GPS jammers 'could be road risk'

A new report has claimed people who use "GPS jammers" in their vehicles are putting other road users in danger.

GPS jammers, which are plugged into car cigarette lighters, can stop tracking systems used to detect stolen cars, monitor vehicles use or stop drivers working overlong hours.

According to Professor Charles Curry of Chronos Technology, the devices could lead to tired lorry drivers staying on the roads too long.

Vehicles fitted with the devices could also pose a risk to aircraft that rely on GPS for navigation if they were to go to areas near airports.

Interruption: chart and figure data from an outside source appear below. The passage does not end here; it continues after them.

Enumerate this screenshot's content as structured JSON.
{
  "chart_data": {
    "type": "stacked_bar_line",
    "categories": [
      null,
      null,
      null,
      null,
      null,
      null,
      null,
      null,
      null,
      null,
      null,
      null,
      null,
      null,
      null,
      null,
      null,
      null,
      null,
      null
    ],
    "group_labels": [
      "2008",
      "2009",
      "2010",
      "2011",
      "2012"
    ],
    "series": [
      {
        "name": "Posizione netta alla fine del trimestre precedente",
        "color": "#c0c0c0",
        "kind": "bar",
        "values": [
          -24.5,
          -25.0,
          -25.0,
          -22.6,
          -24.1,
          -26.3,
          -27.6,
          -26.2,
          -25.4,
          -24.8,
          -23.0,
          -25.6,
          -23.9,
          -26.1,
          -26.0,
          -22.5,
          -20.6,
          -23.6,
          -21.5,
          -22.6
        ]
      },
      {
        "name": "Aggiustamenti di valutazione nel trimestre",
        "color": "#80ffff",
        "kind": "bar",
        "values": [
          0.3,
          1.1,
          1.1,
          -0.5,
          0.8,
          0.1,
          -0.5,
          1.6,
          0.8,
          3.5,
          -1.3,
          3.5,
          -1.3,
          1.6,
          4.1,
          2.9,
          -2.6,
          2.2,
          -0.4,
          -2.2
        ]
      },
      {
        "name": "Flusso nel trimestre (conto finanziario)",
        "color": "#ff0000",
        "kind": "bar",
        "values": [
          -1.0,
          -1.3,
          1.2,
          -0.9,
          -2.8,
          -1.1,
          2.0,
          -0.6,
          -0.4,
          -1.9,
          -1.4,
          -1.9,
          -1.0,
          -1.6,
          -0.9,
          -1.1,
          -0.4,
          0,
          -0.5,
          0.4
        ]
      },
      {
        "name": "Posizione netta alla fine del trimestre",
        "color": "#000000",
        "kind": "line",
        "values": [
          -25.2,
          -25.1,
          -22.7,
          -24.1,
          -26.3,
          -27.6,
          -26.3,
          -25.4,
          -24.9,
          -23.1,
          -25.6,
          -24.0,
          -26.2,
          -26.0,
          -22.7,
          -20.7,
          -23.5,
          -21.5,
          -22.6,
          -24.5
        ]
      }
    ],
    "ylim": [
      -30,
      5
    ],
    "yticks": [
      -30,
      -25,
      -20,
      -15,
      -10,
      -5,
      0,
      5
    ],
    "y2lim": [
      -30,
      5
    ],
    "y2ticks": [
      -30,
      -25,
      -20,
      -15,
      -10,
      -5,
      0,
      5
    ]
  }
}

And car insurance providers will be concerned to find out that it is not illegal to buy, sell, or possess a GPS jammer. Under the Wireless Telegraphy Act, it is only an offence to "knowingly use" the device to block GPS signals.

So far, police have seized one jammer used by a van driver after they developed a system to detect disruption to GPS systems.

Plans to introduce a "pay as you drive"car insurance scheme or toll systems could be affected by the increased use of the jammer though.

Speaking to the Guardian, Prof Curry said: "When people use these, it creates a bubble around their vehicle for about 500 metres that jams any GPS receiver or transmitter.

"It means that for anyone trying to track the vehicle, it just vanishes off the map - it's as though it were in an underground car park."